We are going to cover Bash scripting because it is the main shell that is available to us on DNAnexus machines, which are Ubuntu-based.
We will be using Bash scripts as "glue" for multiple applications in cloud computing, including:
1. **Wrapping scripts** from other languages such as R or Python so we can run them using `dx run` on a app such as Swiss Army Knife
2. **Specifying inputs and outputs** to executables in Applets/Workflows
3. **Specifying inputs and outputs** in a workflow built by Workflow Description Language (WDL).
As you can see, knowing Bash is extremely helpful when running jobs on the cloud.
## Our first script with positional arguments {#sec-positional}
Say we have [`samtools`](http://www.htslib.org/doc/samtools-stats.html) installed on our own machine. Let's start with a basic script and build from there. We'll call it `sam_run.sh`. With `nano`, a text editor, we'll start a very basic bash script and build its capabilities out.
```{bash}
#| eval: false
#| filename: scripting-basics/sam_run.sh
#!/bin/bash/
samtools stats $1 > $2
```
Let's take a look at the command that we're running first. We're going to run `samtools stats`, which will give us statistics on an incoming `bam` or `sam` file and save it in a file. We want to be able to run our script like this:
```{bash}
#| eval: false
bash sam_run my_file.bam out_stats.txt
```
When we run it like that, `sam_run.sh` will run `samtools stat` like this:
```{bash}
#| eval: false
samtools stats my_file.bam > out_stats.txt
```
So what's going on here is that there is some substitution using common arguments. Let's look at these.
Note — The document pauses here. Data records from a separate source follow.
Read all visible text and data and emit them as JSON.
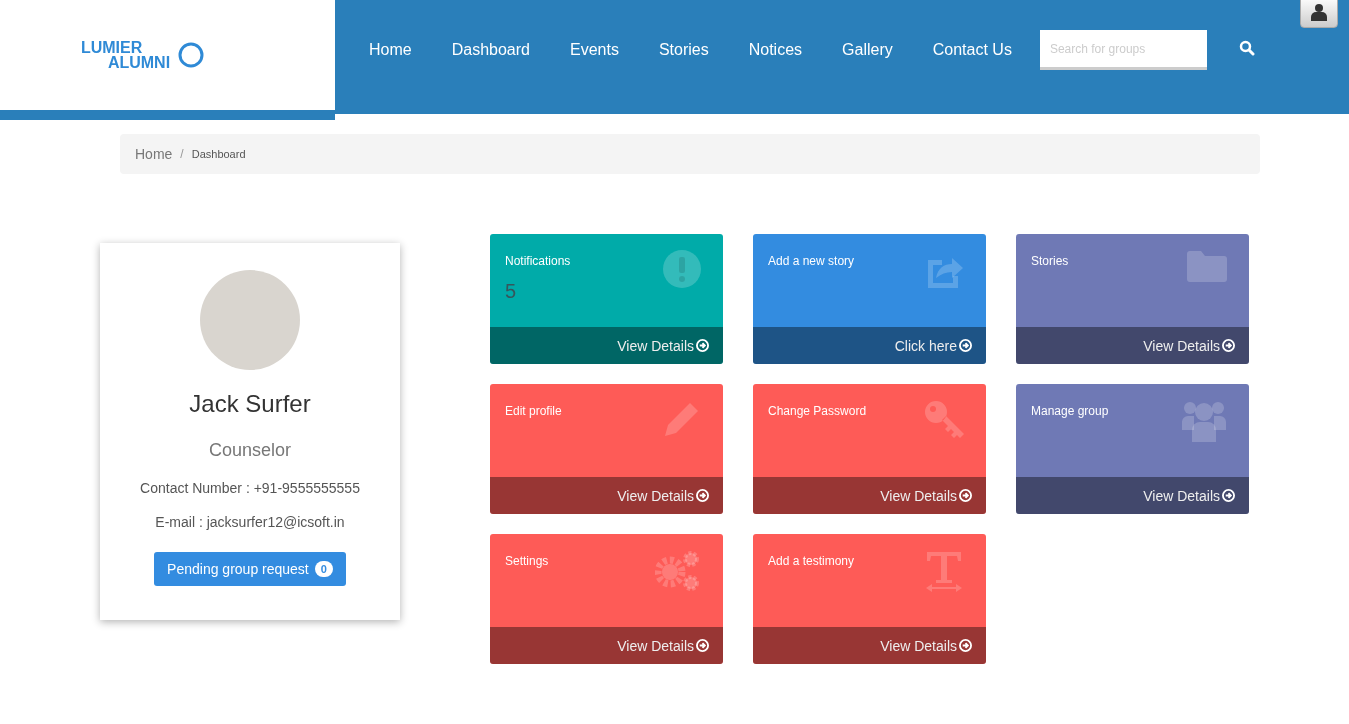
{
  "header": {
    "logo": {
      "line_1": "LUMIER",
      "line_2": "ALUMNI"
    },
    "nav": [
      {
        "label": "Home"
      },
      {
        "label": "Dashboard"
      },
      {
        "label": "Events"
      },
      {
        "label": "Stories"
      },
      {
        "label": "Notices"
      },
      {
        "label": "Gallery"
      },
      {
        "label": "Contact Us"
      }
    ],
    "search": {
      "placeholder": "Search for groups"
    }
  },
  "breadcrumb": {
    "separator": "/",
    "items": [
      {
        "label": "Home",
        "current": false
      },
      {
        "label": "Dashboard",
        "current": true
      }
    ]
  },
  "profile": {
    "name": "Jack Surfer",
    "role": "Counselor",
    "contact": "Contact Number : +91-9555555555",
    "email": "E-mail : jacksurfer12@icsoft.in",
    "button": {
      "label": "Pending group request",
      "count": "0"
    }
  },
  "tiles": [
    {
      "kind": "alert",
      "title": "Notifications",
      "value": "5",
      "link": "View Details",
      "color": "#00aba9"
    },
    {
      "kind": "share",
      "title": "Add a new story",
      "link": "Click here",
      "color": "#338ce0"
    },
    {
      "kind": "folder",
      "title": "Stories",
      "link": "View Details",
      "color": "#6f79b5"
    },
    {
      "kind": "pencil",
      "title": "Edit profile",
      "link": "View Details",
      "color": "#fe5b57"
    },
    {
      "kind": "key",
      "title": "Change Password",
      "link": "View Details",
      "color": "#fe5b57"
    },
    {
      "kind": "users",
      "title": "Manage group",
      "link": "View Details",
      "color": "#6f79b5"
    },
    {
      "kind": "gears",
      "title": "Settings",
      "link": "View Details",
      "color": "#fe5b57"
    },
    {
      "kind": "text",
      "title": "Add a testimony",
      "link": "View Details",
      "color": "#fe5b57"
    }
  ]
}
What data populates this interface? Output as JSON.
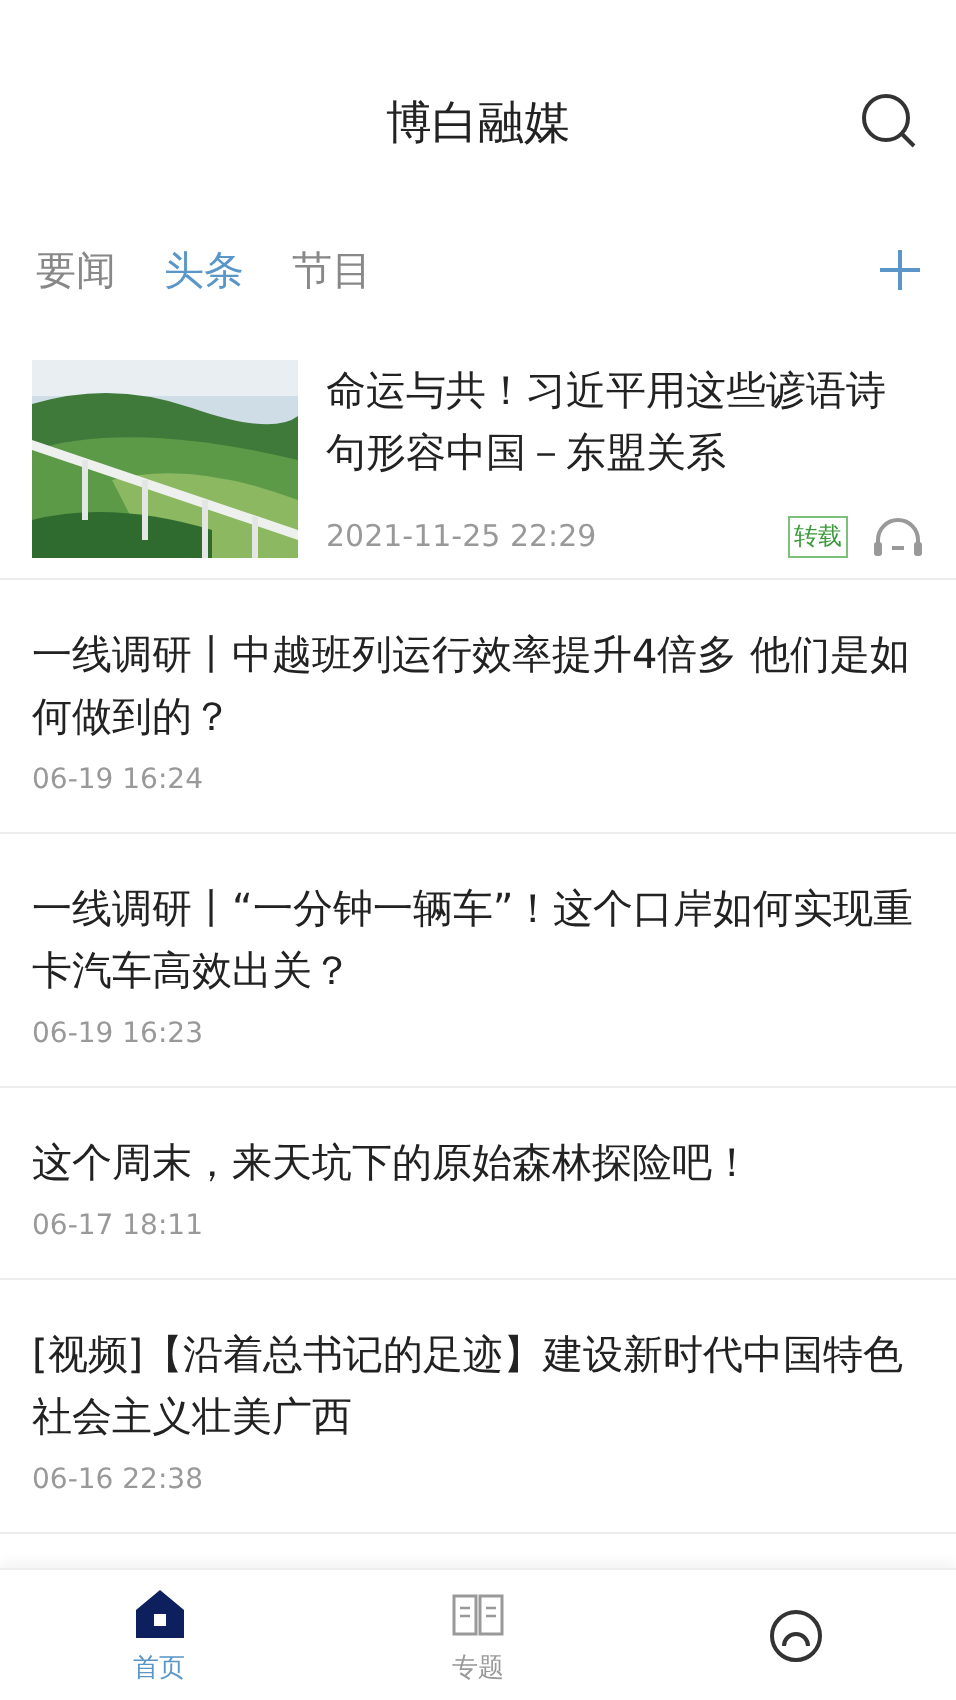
{
  "header": {
    "title": "博白融媒"
  },
  "tabs": [
    {
      "label": "要闻",
      "selected": false
    },
    {
      "label": "头条",
      "selected": true
    },
    {
      "label": "节目",
      "selected": false
    }
  ],
  "articles": [
    {
      "kind": "featured",
      "title": "命运与共！习近平用这些谚语诗句形容中国－东盟关系",
      "time": "2021-11-25 22:29",
      "tag": "转载"
    },
    {
      "kind": "text",
      "title": "一线调研丨中越班列运行效率提升4倍多 他们是如何做到的？",
      "time": "06-19 16:24"
    },
    {
      "kind": "text",
      "title": "一线调研丨“一分钟一辆车”！这个口岸如何实现重卡汽车高效出关？",
      "time": "06-19 16:23"
    },
    {
      "kind": "text",
      "title": "这个周末，来天坑下的原始森林探险吧！",
      "time": "06-17 18:11"
    },
    {
      "kind": "text",
      "title": "[视频]【沿着总书记的足迹】建设新时代中国特色社会主义壮美广西",
      "time": "06-16 22:38"
    }
  ],
  "bottom_nav": [
    {
      "kind": "home",
      "label": "首页",
      "selected": true
    },
    {
      "kind": "topics",
      "label": "专题",
      "selected": false
    },
    {
      "kind": "profile",
      "selected": false
    }
  ]
}
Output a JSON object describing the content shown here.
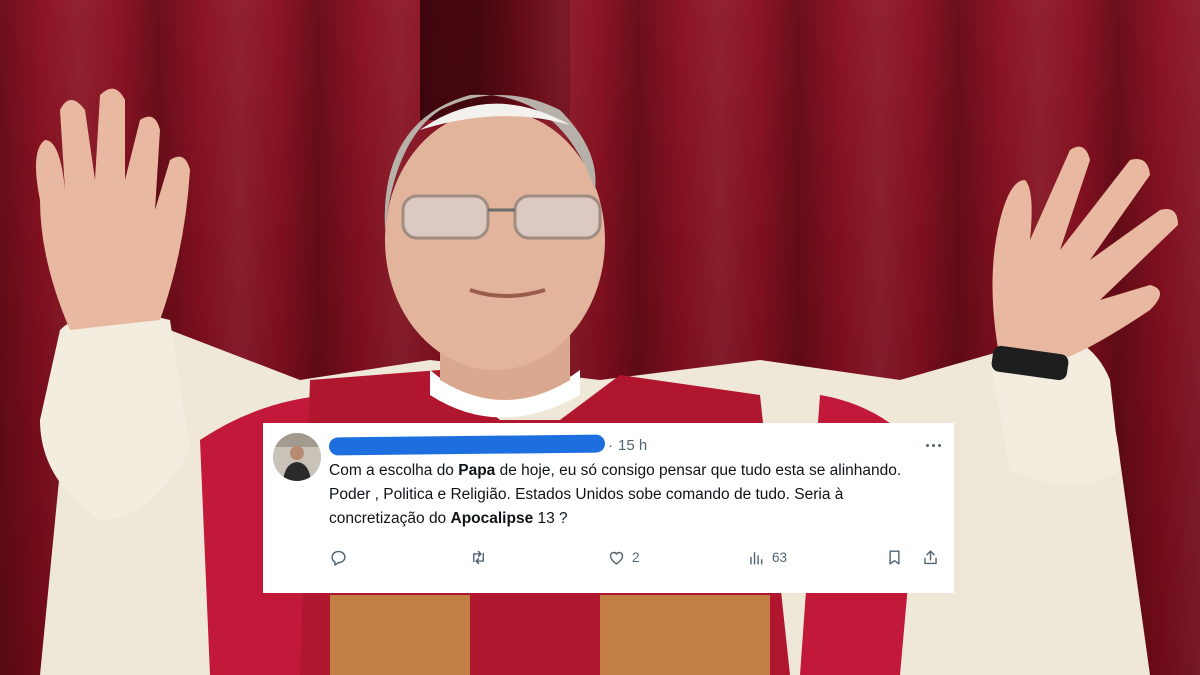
{
  "tweet": {
    "separator": "·",
    "time": "15 h",
    "text": {
      "p1": "Com a escolha do ",
      "b1": "Papa",
      "p2": " de hoje, eu só consigo pensar que tudo esta se alinhando. Poder , Politica e Religião. Estados Unidos sobe comando de tudo. Seria à concretização do ",
      "b2": "Apocalipse",
      "p3": " 13 ?"
    },
    "actions": {
      "reply_count": "",
      "retweet_count": "",
      "like_count": "2",
      "views_count": "63"
    },
    "icons": [
      "more-icon",
      "reply-icon",
      "retweet-icon",
      "like-icon",
      "views-icon",
      "bookmark-icon",
      "share-icon"
    ]
  },
  "colors": {
    "background_curtain": "#7e0f1c",
    "card_background": "#ffffff",
    "redaction": "#1d6fe0",
    "muted_text": "#536471",
    "body_text": "#0f1419"
  }
}
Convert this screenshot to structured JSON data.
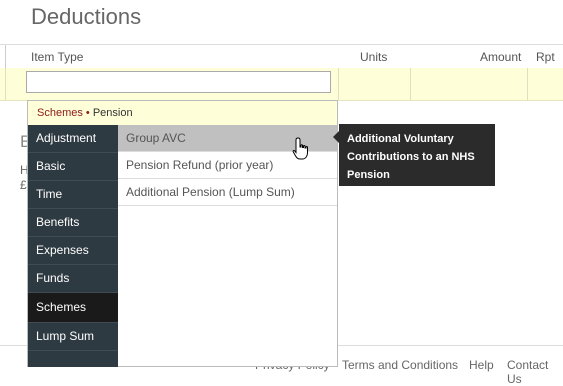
{
  "page": {
    "title": "Deductions"
  },
  "grid": {
    "headers": {
      "item_type": "Item Type",
      "units": "Units",
      "amount": "Amount",
      "rpt": "Rpt"
    },
    "item_input_value": ""
  },
  "background": {
    "section_initial": "E",
    "line1": "H",
    "line2": "£"
  },
  "dropdown": {
    "breadcrumb": {
      "parent": "Schemes",
      "separator": " • ",
      "current": "Pension"
    },
    "categories": [
      "Adjustment",
      "Basic",
      "Time",
      "Benefits",
      "Expenses",
      "Funds",
      "Schemes",
      "Lump Sum"
    ],
    "active_category": "Schemes",
    "items": [
      "Group AVC",
      "Pension Refund (prior year)",
      "Additional Pension (Lump Sum)"
    ],
    "hovered_item": "Group AVC"
  },
  "tooltip": {
    "text": "Additional Voluntary Contributions to an NHS Pension"
  },
  "footer": {
    "privacy": "Privacy Policy",
    "terms": "Terms and Conditions",
    "help": "Help",
    "contact": "Contact Us"
  },
  "colors": {
    "highlight_row": "#fefed8",
    "category_bg": "#2e3a41",
    "category_active": "#1a1a1a",
    "breadcrumb_parent": "#8b1a1a",
    "hover_item": "#c0c0c0",
    "tooltip_bg": "#2b2b2b"
  },
  "icons": {
    "cursor": "hand-pointer-icon"
  }
}
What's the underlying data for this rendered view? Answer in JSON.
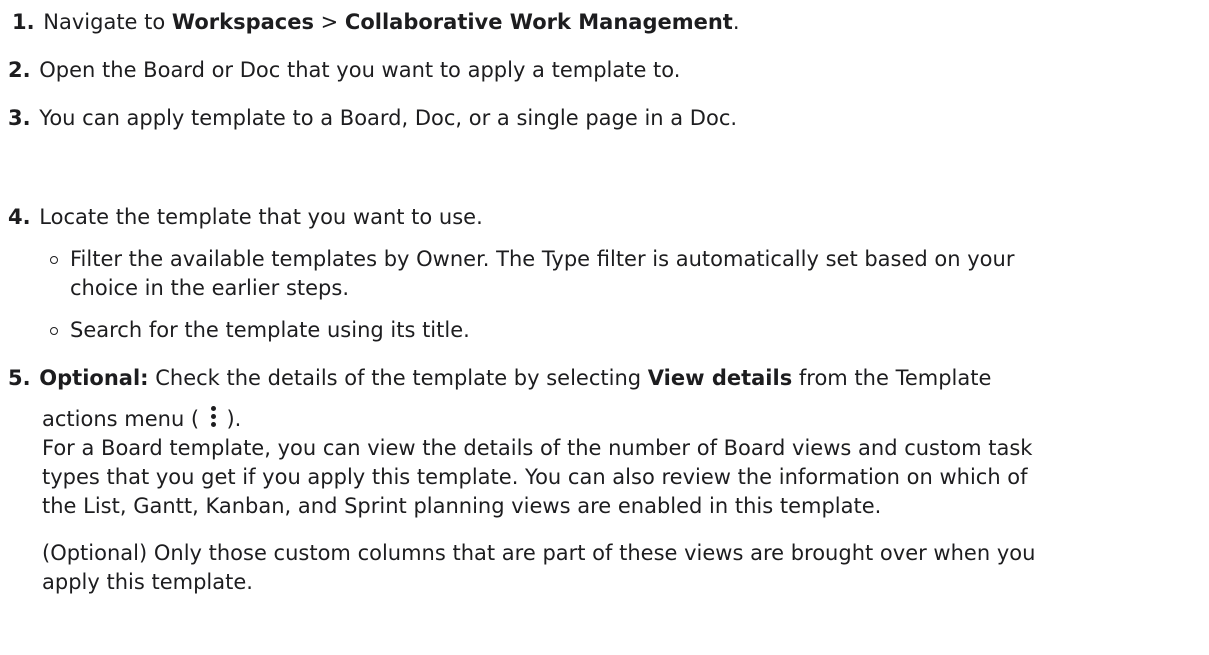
{
  "steps": [
    {
      "number": "1.",
      "parts": {
        "a": "Navigate to ",
        "b": "Workspaces",
        "c": " > ",
        "d": "Collaborative Work Management",
        "e": "."
      }
    },
    {
      "number": "2.",
      "text": "Open the Board or Doc that you want to apply a template to."
    },
    {
      "number": "3.",
      "text": "You can apply template to a Board, Doc, or a single page in a Doc."
    },
    {
      "number": "4.",
      "text": "Locate the template that you want to use.",
      "bullets": [
        {
          "line1": "Filter the available templates by Owner. The Type filter is automatically set based on your",
          "line2": "choice in the earlier steps."
        },
        {
          "line1": "Search for the template using its title."
        }
      ]
    },
    {
      "number": "5.",
      "optional_label": "Optional:",
      "text_a": " Check the details of the template by selecting ",
      "view_details": "View details",
      "text_b": " from the Template",
      "line2_a": "actions menu ( ",
      "line2_b": " ).",
      "icon": "kebab-menu-icon",
      "para1": [
        "For a Board template, you can view the details of the number of Board views and custom task",
        "types that you get if you apply this template. You can also review the information on which of",
        "the List, Gantt, Kanban, and Sprint planning views are enabled in this template."
      ],
      "para2": [
        "(Optional) Only those custom columns that are part of these views are brought over when you",
        "apply this template."
      ]
    }
  ]
}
### Positional Arguments such as `$1`
How did the script know where to substitute each of our arguments? It has to do with the argument variables. Arguments (terms that follow our command) are indexed starting with the number 1. We can access the value at the first position using the special variable `$1`.
Note that this works even in quotes.
So, to unpack our script, we are substituting our first argument for the `$1`, and our second argument for the `$2` in our script.
:::{.callout-note}
## Test yourself
How would we rewrite `sam_run.sh` if we wanted to specify the output file as the first argument and the bam file as the second argument?
```{bash}
#| eval: false
#| filename: scripting-basics/sam_run.sh
#!/bin/bash/
samtools stats $1 > $2
```
:::
:::{.callout-note collapse="true"}
## Answer
For this script, we would switch the positions of `$1` and `$2`.
```{bash}
#| eval: false
#!/bin/bash/
samtools stats $2 > $1
```
And we would run `sam_run.sh` like this:
```{bash}
#| eval: false
bash sam_run.sh my_file.bam out_stats.txt
```
:::
### What about named arguments in my script?
See @sec-named for more info.
## Using pipes: STDIN, STDOUT, STDERR
We will need to use pipes to chain our commands together. Specifically, we need to take a command that generates a list of files on the platform, and then spawns individual jobs to process each file. For this reason, understanding a little bit more about how pipes (`|`) work in Bash is helpful.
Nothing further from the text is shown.